L’autisme. Ce monde étrange suscite et génère tant de tensions, particulièrement en ce moment. Confinés en permanence, les enfants autistes ne parlent pas le langage des mots, le langage des « hommes ». Ils vivent en retrait, éloignés des codes de la communication tels que nous les connaissons. Aujourd’hui bien plus encore, les autistes sont emmurés dans le silence de l’isolement, repliés dans un contexte de crise qui agite et bouscule complètement leur besoin presque vital de repères.

« Être autiste, c’est vivre dans un monde dont on n’a pas les clefs, un monde incompréhensible, chaotique. C’est entendre des mots qui ne sont que des bruits sans signification. » épingle La Libre. L’autisme toucherait un pour cent de la population. Actuellement, cette maladie fait encore l’objet de recherches quant à ses causes, elle patiente toujours dans la salle d’attente des thérapies envisageables. Intrigante et parfois incernable, l’affection qu’endure ce pourcentage de personnes, parmi lesquelles des enfants, nous échappe au point de nous déranger.

Travaillant depuis des années, en symbiose avec des enfants autistes, Thomas Debauche, professeur de tennis au Wimbledon Tennis Club de Rhode-Saint-Genèse, nous éclaire sur le sujet. « Je pense que fondamentalement l'autisme est un état et non une maladie. Cet état est caractérisé par un manque d'ouverture spontanée aux autres et au monde qui l'entoure [l’enfant autiste], surtout que ce monde est en perpétuel mouvement et transformation. Ce qui perturbe énormément les enfants autistes qui ont besoin de points d'ancrage et de repères qui subissent le moins possible de changements. ». Il insiste sur la nécessité d’apporter à l’enfant un équilibre de vie basé sur des référents solides surtout dans le climat anesthésiant et anxiogène de la crise. Le confinement ne fait que renforcer l’instabilité redoutée par l’autiste. Il perd le sens de ses journées et sa motivation à maitriser le réel (aussi éprouvante soit elle) s’en retrouve fragilisée. Thomas Debauche continue en pointant l’importance de l’activité physique dans l’atmosphère globale de l’autiste, dans le fil continu de son existence « Le sport est essentiel dans le développement de tous les enfants. Développement moteur, social et psychologique. Les enfants autistes apprennent grâce à leur capacité à imiter, à retenir, à mémoriser, à stocker et à ressortir les informations le moment venu. Ces informations doivent leur être transmises de façon différente avec ordre, méthodologie et continuité ». Assimilés correctement, les éléments d’apprentissage qui sont communiqués à l’enfant pendant les cours lui permettent de prendre conscience de ses capacités. Son attitude corporelle change petit à petit, son évolution se remarque dans l’envie et le plaisir qu’il ressent en réalisant l’activité. Reproduire la gestuelle de l’autre, maintenir le contact une heure entière avec le professeur, le moniteur ou les autres enfants provoquent une satisfaction et un ravissement incroyables. Le défi réside alors dans le dépassement de soi.

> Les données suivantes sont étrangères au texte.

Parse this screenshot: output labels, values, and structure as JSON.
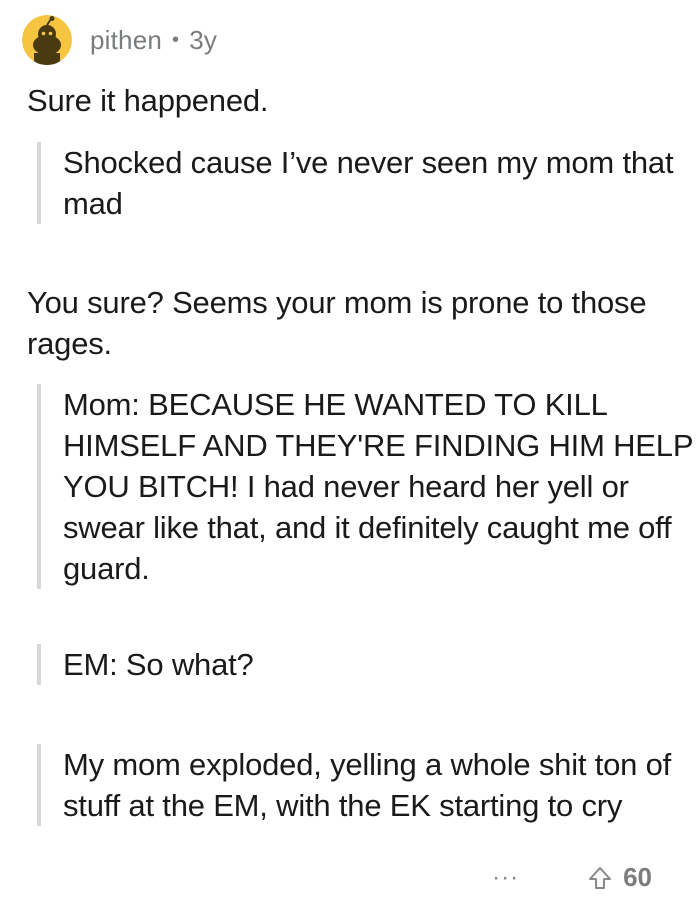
{
  "comment": {
    "author": "pithen",
    "separator": "•",
    "age": "3y",
    "paragraphs": [
      "Sure it happened.",
      "You sure? Seems your mom is prone to those rages."
    ],
    "quotes": [
      "Shocked cause I’ve never seen my mom that mad",
      "Mom: BECAUSE HE WANTED TO KILL HIMSELF AND THEY'RE FINDING HIM HELP YOU BITCH! I had never heard her yell or swear like that, and it definitely caught me off guard.",
      "EM: So what?",
      "My mom exploded, yelling a whole shit ton of stuff at the EM, with the EK starting to cry"
    ],
    "more_label": "···",
    "score": "60"
  },
  "icons": {
    "avatar": "snoo-avatar-icon",
    "more": "more-options-icon",
    "upvote": "upvote-arrow-icon"
  },
  "colors": {
    "avatar_bg": "#f5c542",
    "avatar_dark": "#4a3a12",
    "meta_text": "#7c7c7c",
    "quote_bar": "#d7d7d7"
  }
}
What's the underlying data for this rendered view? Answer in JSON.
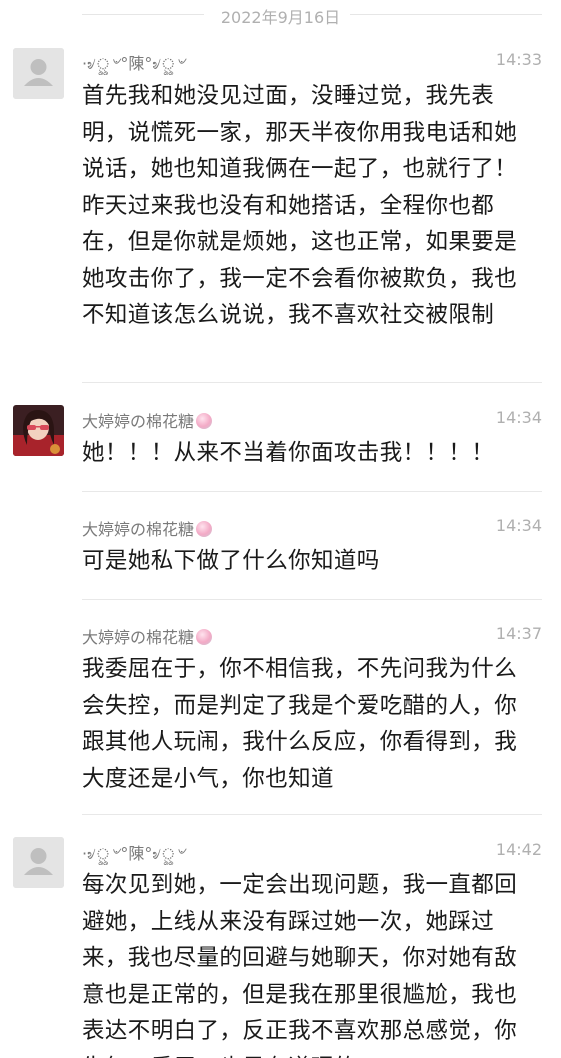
{
  "date_divider": "2022年9月16日",
  "messages": [
    {
      "sender": "·৶ৣ৺°陳°৶ৣ৺",
      "time": "14:33",
      "text": "首先我和她没见过面，没睡过觉，我先表明，说慌死一家，那天半夜你用我电话和她说话，她也知道我俩在一起了，也就行了！昨天过来我也没有和她搭话，全程你也都在，但是你就是烦她，这也正常，如果要是她攻击你了，我一定不会看你被欺负，我也不知道该怎么说说，我不喜欢社交被限制",
      "avatar": "default-avatar-icon"
    },
    {
      "sender": "大婷婷の棉花糖",
      "time": "14:34",
      "text": "她！！！从来不当着你面攻击我！！！！",
      "avatar": "user-photo-avatar"
    },
    {
      "sender": "大婷婷の棉花糖",
      "time": "14:34",
      "text": "可是她私下做了什么你知道吗"
    },
    {
      "sender": "大婷婷の棉花糖",
      "time": "14:37",
      "text": "我委屈在于，你不相信我，不先问我为什么会失控，而是判定了我是个爱吃醋的人，你跟其他人玩闹，我什么反应，你看得到，我大度还是小气，你也知道"
    },
    {
      "sender": "·৶ৣ৺°陳°৶ৣ৺",
      "time": "14:42",
      "text": "每次见到她，一定会出现问题，我一直都回避她，上线从来没有踩过她一次，她踩过来，我也尽量的回避与她聊天，你对她有敌意也是正常的，但是我在那里很尴尬，我也表达不明白了，反正我不喜欢那总感觉，你生气，委屈，也是有道理的",
      "avatar": "default-avatar-icon"
    }
  ]
}
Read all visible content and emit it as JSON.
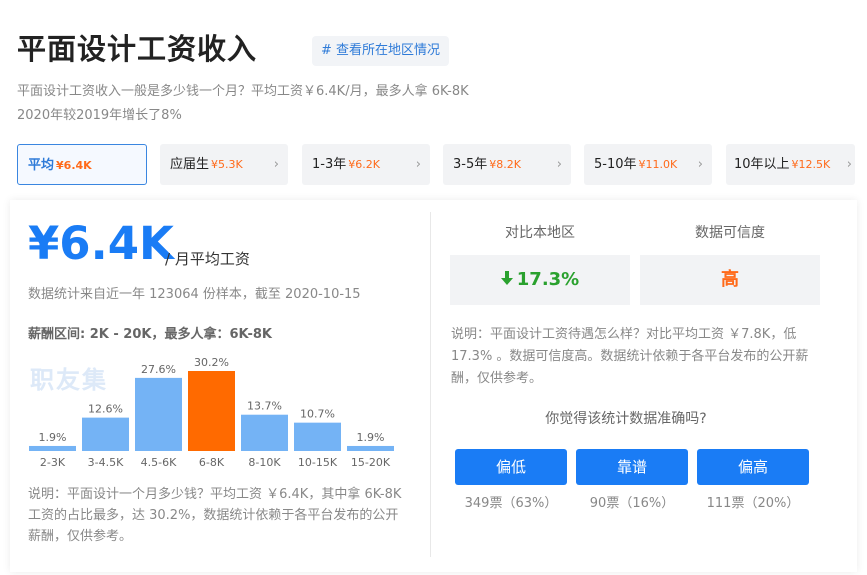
{
  "header": {
    "title": "平面设计工资收入",
    "region_link": "# 查看所在地区情况",
    "desc_line1": "平面设计工资收入一般是多少钱一个月？平均工资￥6.4K/月，最多人拿 6K-8K",
    "desc_line2": "2020年较2019年增长了8%"
  },
  "tabs": [
    {
      "label": "平均",
      "amount": "¥6.4K",
      "active": true
    },
    {
      "label": "应届生",
      "amount": "¥5.3K"
    },
    {
      "label": "1-3年",
      "amount": "¥6.2K"
    },
    {
      "label": "3-5年",
      "amount": "¥8.2K"
    },
    {
      "label": "5-10年",
      "amount": "¥11.0K"
    },
    {
      "label": "10年以上",
      "amount": "¥12.5K"
    }
  ],
  "summary": {
    "salary": "¥6.4K",
    "unit": "/ 月平均工资",
    "stats": "数据统计来自近一年 123064 份样本，截至 2020-10-15",
    "range": "薪酬区间: 2K - 20K，最多人拿：6K-8K",
    "watermark": "职友集",
    "note": "说明：平面设计一个月多少钱？平均工资 ￥6.4K，其中拿 6K-8K 工资的占比最多，达 30.2%，数据统计依赖于各平台发布的公开薪酬，仅供参考。"
  },
  "chart_data": {
    "type": "bar",
    "categories": [
      "2-3K",
      "3-4.5K",
      "4.5-6K",
      "6-8K",
      "8-10K",
      "10-15K",
      "15-20K"
    ],
    "values": [
      1.9,
      12.6,
      27.6,
      30.2,
      13.7,
      10.7,
      1.9
    ],
    "labels": [
      "1.9%",
      "12.6%",
      "27.6%",
      "30.2%",
      "13.7%",
      "10.7%",
      "1.9%"
    ],
    "highlight_index": 3,
    "ylim": [
      0,
      30.2
    ],
    "colors": {
      "normal": "#74b3f5",
      "highlight": "#ff6a00"
    }
  },
  "compare": {
    "local_label": "对比本地区",
    "local_value": "17.3%",
    "local_arrow": "down-arrow-icon",
    "local_color": "#2aa12e",
    "credibility_label": "数据可信度",
    "credibility_value": "高",
    "credibility_color": "#ff6a1a",
    "note": "说明：平面设计工资待遇怎么样？对比平均工资 ￥7.8K，低 17.3% 。数据可信度高。数据统计依赖于各平台发布的公开薪酬，仅供参考。"
  },
  "vote": {
    "question": "你觉得该统计数据准确吗?",
    "options": [
      {
        "label": "偏低",
        "count": "349票（63%）"
      },
      {
        "label": "靠谱",
        "count": "90票（16%）"
      },
      {
        "label": "偏高",
        "count": "111票（20%）"
      }
    ]
  }
}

Que représente la crise dans l’univers de l’enfant autiste ? « L’habitude, rythmée et réglée comme du papier à musique est complètement déstructurée et désordonnée » énonce Thomas Debauche. Il signale le dérèglement interne qui surgit dans des situations exceptionnelles, situations qui sortent donc de l’ordinaire bien connu et étudié de l’autiste. Ceci pouvant engendrer des tensions fortes, une détresse nouvelle et des troubles intensifiés. « Les autistes font face à une sorte d’anarchie situationnelle ». Il soutient que la pratique du tennis, et d’autres activités, s’intègre complètement dans la rythmique de l’enfant autiste. Ce dernier dépasse son enfermement et se force à tisser du lien.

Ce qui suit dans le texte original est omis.